To defend their arguments, their passivity in the class struggle, these comrades quote the great leader Stalin: “In this period (period of the creation of the party) the party is weak; it has a programme, general tactical principles, but as a party of mass action, it is weak.” (our translation) However Stalin didn’t say that Marxist-Leninists should not intervene, act and direct the movement. He said that Ihey are weak, that their possibilities are limited.
This same Stalin led a group at Tiflis in 1900 which led strikes: Lenin, the great leader and fighter against economism in Russia at that time, directed the class struggles of the St-Petersburg textile workers and wrote in What is to be done? “(the economists) consider that the party should not get involved in the spontaneous movement of the working class, and even less direct it, but rather it (the communist movement) should follow it, study it and learn lessons from it.” (our translation)
Isn’t this exactly what those who want to restrain Marxist-Leninist activity to study and propaganda and thus cut it off from the working class are doing? Worse still, they want to cut off the leaders of the movement, the most advanced workers, from their class brothers and sisters by pulling them out of the factories, and out of their struggles, to restrain them to study.
Marxist-Leninists must show that they are the best defenders of the interests of the working class not only in the long term but also in the short term.
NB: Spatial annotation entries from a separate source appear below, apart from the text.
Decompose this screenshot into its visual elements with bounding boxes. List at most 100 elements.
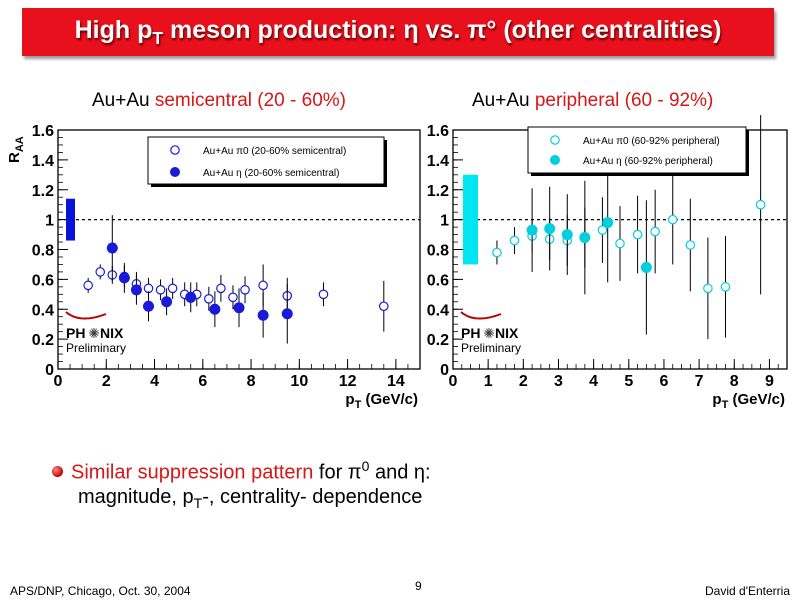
data-point-filled <box>257 309 269 321</box>
legend-entry-label: Au+Au π0 (60-92% peripheral) <box>583 136 720 147</box>
data-point-filled <box>544 223 556 235</box>
data-point-filled <box>106 242 118 254</box>
data-point-open <box>155 285 166 295</box>
data-point-open <box>318 289 329 300</box>
x-tick-label: 5 <box>624 373 633 390</box>
data-point-open <box>492 247 502 258</box>
data-point-open <box>703 283 713 294</box>
data-point-open <box>650 226 660 237</box>
bullet-icon <box>52 465 63 477</box>
bullet-point: Similar suppression pattern for π0 and η… <box>52 458 431 485</box>
data-point-filled <box>561 229 573 241</box>
data-point-open <box>83 280 93 291</box>
y-tick-label: 1.2 <box>427 183 449 200</box>
data-point-open <box>143 283 154 294</box>
data-point-open <box>615 238 625 249</box>
phenix-logo-sun-icon <box>93 330 99 334</box>
phenix-logo-text: NIX <box>100 325 124 341</box>
y-tick-label: 1 <box>440 213 449 230</box>
x-tick-label: 8 <box>730 373 739 390</box>
y-tick-label: 1 <box>45 213 54 230</box>
series-eta <box>526 162 652 335</box>
y-tick-label: 1.4 <box>427 153 449 170</box>
data-point-open <box>167 283 178 294</box>
legend-entry-label: Au+Au η (20-60% semicentral) <box>203 168 339 179</box>
x-tick-label: 4 <box>150 373 159 390</box>
data-point-filled <box>161 296 173 308</box>
data-point-open <box>216 283 226 294</box>
data-point-open <box>667 214 678 225</box>
slide-title-bar: High pT meson production: η vs. π° (othe… <box>22 8 774 56</box>
y-axis-label: RAA <box>6 136 26 163</box>
data-point-open <box>685 240 696 250</box>
x-tick-label: 0 <box>449 373 458 390</box>
x-tick-label: 14 <box>387 373 405 390</box>
x-tick-label: 0 <box>54 373 63 390</box>
data-point-open <box>720 282 731 292</box>
data-point-open <box>597 225 608 235</box>
page-number: 9 <box>415 579 422 593</box>
data-point-filled <box>233 302 245 314</box>
normalization-uncertainty-box <box>66 198 75 241</box>
x-tick-label: 4 <box>589 373 598 390</box>
y-tick-label: 0.4 <box>427 302 449 319</box>
x-axis-label: pT (GeV/c) <box>345 391 418 411</box>
legend-marker-filled <box>170 167 180 177</box>
legend-marker-open <box>550 135 560 145</box>
y-tick-label: 0 <box>440 362 449 379</box>
x-tick-label: 10 <box>290 373 308 390</box>
data-point-filled <box>143 300 154 312</box>
y-tick-label: 0.2 <box>32 332 54 349</box>
data-point-open <box>228 292 238 303</box>
legend-box <box>147 136 385 185</box>
data-point-filled <box>526 224 538 236</box>
data-point-open <box>378 301 389 312</box>
data-point-open <box>204 293 214 304</box>
data-point-open <box>240 285 250 295</box>
y-tick-label: 0.2 <box>427 332 449 349</box>
legend-marker-open <box>170 145 180 155</box>
x-tick-label: 8 <box>247 373 256 390</box>
slide-title: High pT meson production: η vs. π° (othe… <box>74 15 722 48</box>
series-eta <box>106 215 293 344</box>
y-tick-label: 1.4 <box>32 153 54 170</box>
data-point-filled <box>579 232 591 244</box>
y-tick-label: 0.8 <box>427 243 449 260</box>
x-tick-label: 1 <box>484 373 493 390</box>
x-tick-label: 6 <box>659 373 668 390</box>
phenix-logo-text: PH <box>461 325 480 341</box>
series-pi0 <box>492 115 766 340</box>
phenix-logo-sun-icon <box>488 330 494 334</box>
normalization-uncertainty-box <box>463 174 478 265</box>
bullet-detail: magnitude, pT-, centrality- dependence <box>78 486 423 511</box>
legend-box <box>527 126 747 174</box>
data-point-open <box>95 267 106 277</box>
y-tick-label: 0.6 <box>32 272 54 289</box>
data-point-filled <box>209 303 221 315</box>
y-tick-label: 0 <box>45 362 54 379</box>
footer-author: David d'Enterria <box>705 584 790 598</box>
data-point-filled <box>118 272 130 284</box>
y-tick-label: 1.6 <box>427 123 449 140</box>
data-point-open <box>632 229 643 240</box>
chart-peripheral: 0 0.2 0.4 0.6 0.8 1 1.2 1.4 1.6 0 1 2 3 4 5 6 7 8 9pT (GeV… <box>427 115 788 411</box>
y-tick-label: 0.4 <box>32 302 54 319</box>
data-point-open <box>755 199 766 210</box>
x-axis-label: pT (GeV/c) <box>712 391 785 411</box>
x-tick-label: 6 <box>198 373 207 390</box>
x-tick-label: 12 <box>339 373 357 390</box>
footer-conference: APS/DNP, Chicago, Oct. 30, 2004 <box>10 584 191 598</box>
y-tick-label: 1.2 <box>32 183 54 200</box>
x-tick-label: 2 <box>102 373 111 390</box>
x-tick-label: 2 <box>519 373 528 390</box>
preliminary-label: Preliminary <box>66 341 126 355</box>
legend-entry-label: Au+Au η (60-92% peripheral) <box>583 156 713 167</box>
phenix-logo-text: NIX <box>495 325 519 341</box>
x-tick-label: 9 <box>765 373 774 390</box>
y-tick-label: 0.8 <box>32 243 54 260</box>
x-tick-label: 7 <box>695 373 704 390</box>
phenix-logo-swoosh <box>65 311 107 320</box>
legend-entry-label: Au+Au π0 (20-60% semicentral) <box>203 146 346 157</box>
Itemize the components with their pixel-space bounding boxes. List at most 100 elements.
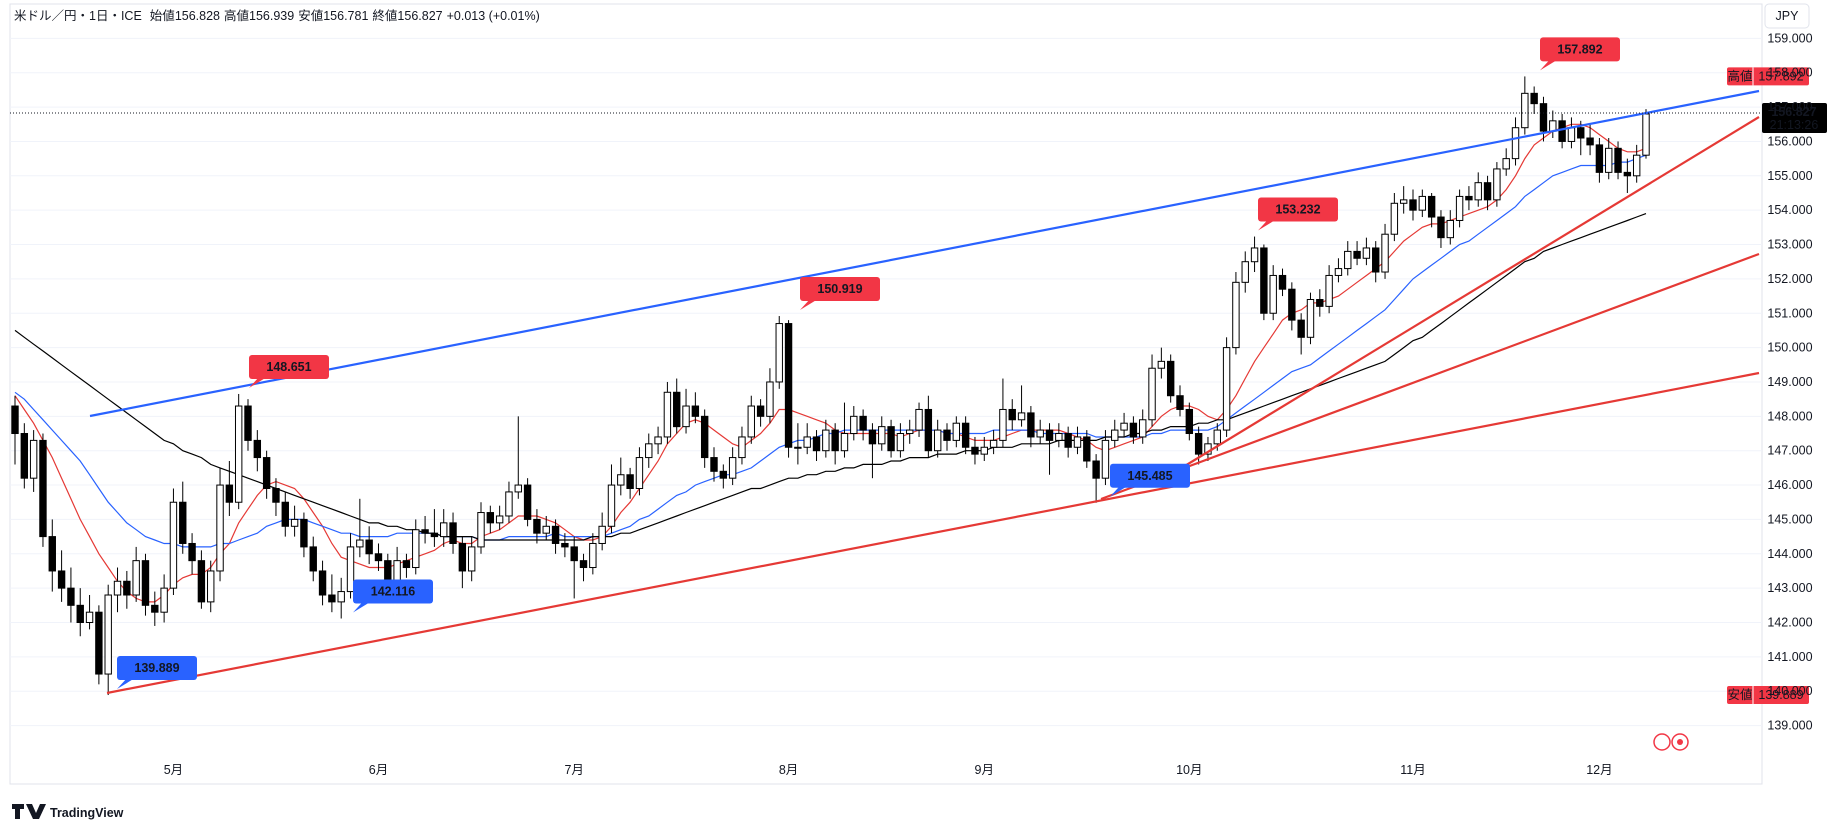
candle-body	[76, 604, 84, 624]
candle-body	[262, 457, 271, 489]
candle-body	[1008, 408, 1016, 421]
callout-label: 145.485	[1127, 469, 1172, 483]
candle-body	[1139, 419, 1147, 438]
plot-frame	[9, 3, 1763, 785]
candle-body	[272, 487, 280, 503]
candle-body	[1362, 247, 1371, 259]
y-tick-label: 153.000	[1767, 238, 1812, 252]
y-tick-label: 152.000	[1767, 272, 1812, 286]
candle-body	[1073, 436, 1082, 448]
candle-body	[1148, 367, 1156, 421]
callout-box	[800, 277, 880, 302]
candle-body	[1288, 288, 1296, 321]
candle-body	[486, 512, 495, 524]
candle-body	[197, 560, 206, 603]
y-tick-label: 142.000	[1767, 616, 1812, 630]
candle-body	[514, 484, 522, 493]
x-tick-label: 8月	[779, 763, 798, 777]
callout-label: 157.892	[1557, 42, 1602, 56]
candle-body	[225, 484, 234, 503]
x-tick-label: 5月	[164, 763, 183, 777]
x-tick-label: 6月	[369, 763, 388, 777]
candle-body	[1530, 92, 1538, 105]
candle-body	[1213, 429, 1221, 445]
callout-pointer	[353, 601, 371, 613]
candle-body	[1176, 395, 1184, 410]
candle-body	[1521, 92, 1529, 129]
candle-body	[1372, 247, 1380, 273]
candle-body	[1222, 347, 1231, 431]
candle-body	[663, 391, 672, 438]
y-tick-label: 150.000	[1767, 341, 1812, 355]
candle-body	[318, 570, 327, 596]
candle-body	[1166, 360, 1175, 397]
symbol: 米ドル／円・1日・ICE	[14, 9, 142, 23]
candle-body	[1064, 433, 1072, 448]
trend-line	[1164, 116, 1760, 479]
candle-body	[1017, 412, 1026, 421]
callout-pointer	[117, 678, 135, 690]
y-tick-label: 145.000	[1767, 512, 1812, 526]
candle-body	[1632, 154, 1641, 177]
candle-body	[1595, 144, 1604, 173]
candle-body	[1642, 113, 1650, 156]
candle-body	[160, 587, 168, 613]
candle-body	[1437, 216, 1445, 239]
event-icons	[1653, 733, 1689, 751]
candle-body	[440, 522, 448, 538]
y-tick-label: 147.000	[1767, 444, 1812, 458]
candle-body	[700, 415, 709, 459]
candle-body	[561, 542, 569, 548]
candle-body	[281, 501, 289, 527]
candle-body	[132, 560, 140, 596]
field-label: 始値	[149, 9, 175, 23]
currency-button[interactable]	[1764, 3, 1810, 29]
candle-body	[1623, 171, 1632, 177]
candle-body	[1260, 247, 1268, 314]
candle-body	[346, 546, 355, 593]
candle-body	[1455, 195, 1464, 221]
candle-body	[1605, 147, 1613, 173]
candle-body	[542, 525, 550, 534]
callout-box	[1540, 37, 1620, 62]
candle-body	[151, 604, 159, 613]
y-tick-label: 159.000	[1767, 31, 1812, 45]
candle-body	[1316, 299, 1324, 307]
candle-body	[234, 405, 243, 503]
callout-label: 142.116	[371, 585, 416, 599]
field-label: 高値	[224, 9, 250, 23]
callout-pointer	[249, 376, 267, 388]
candle-body	[85, 611, 94, 624]
candle-body	[1083, 436, 1091, 462]
candle-body	[141, 560, 150, 606]
candle-body	[458, 542, 467, 572]
tag-label: 安値	[1727, 687, 1752, 702]
flag-icon[interactable]	[1653, 733, 1671, 751]
candle-body	[1250, 247, 1259, 263]
candle-body	[589, 542, 597, 569]
candle-body	[784, 323, 793, 448]
candle-body	[113, 580, 122, 596]
moving-average	[14, 213, 1647, 541]
candle-body	[309, 546, 317, 572]
candle-body	[384, 560, 392, 582]
x-tick-label: 10月	[1176, 763, 1202, 777]
candle-body	[169, 501, 178, 589]
candle-body	[1344, 250, 1352, 270]
candle-body	[626, 474, 634, 489]
y-tick-label: 158.000	[1767, 66, 1812, 80]
candle-body	[989, 439, 998, 448]
y-tick-label: 156.000	[1767, 134, 1812, 148]
candle-body	[728, 457, 737, 479]
candle-body	[1558, 120, 1566, 142]
change: +0.013 (+0.01%)	[446, 9, 540, 23]
candle-body	[812, 436, 821, 452]
candle-body	[980, 446, 988, 455]
candle-body	[523, 484, 532, 520]
candle-body	[673, 391, 681, 428]
tag-value: 157.892	[1758, 69, 1803, 83]
candle-body	[430, 532, 439, 538]
candle-body	[48, 536, 56, 572]
callout-pointer	[800, 299, 818, 311]
candle-body	[1483, 182, 1492, 201]
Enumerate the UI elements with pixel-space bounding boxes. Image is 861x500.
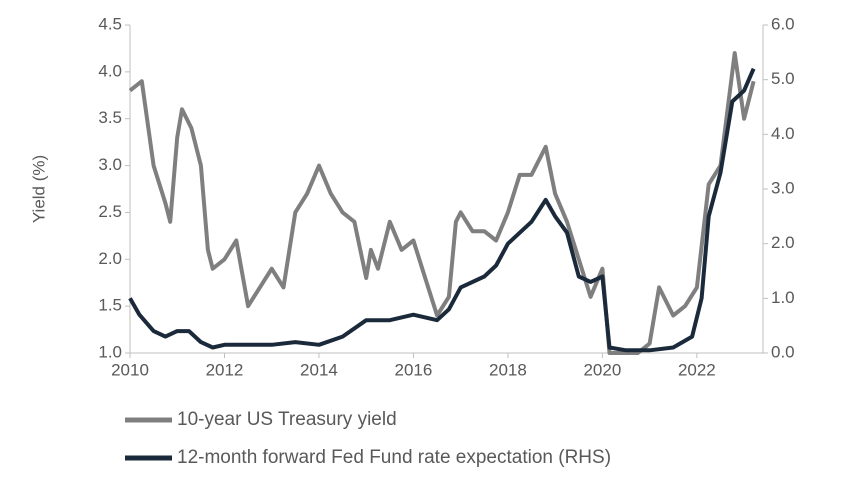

Their task is to participate in the immediate struggles to bring revolutionary consciousness. Communists must put forward slogans which subordinate the immediate struggles to the long-term struggles as a part to the whole, but they must also show that they can propose correct tactics to win the immediate struggles. Not to do communist education about socialist revolution is to cut off the socialist movement from the workers’ movement. Not to participate in the immediate struggles of the working class is to leave the direction of these struggles in the hands of the actual reformist leaders and to limit ourselves to a propaganda outside the movement; it means maintaining the same division between socialist consciousness and the workers” movement.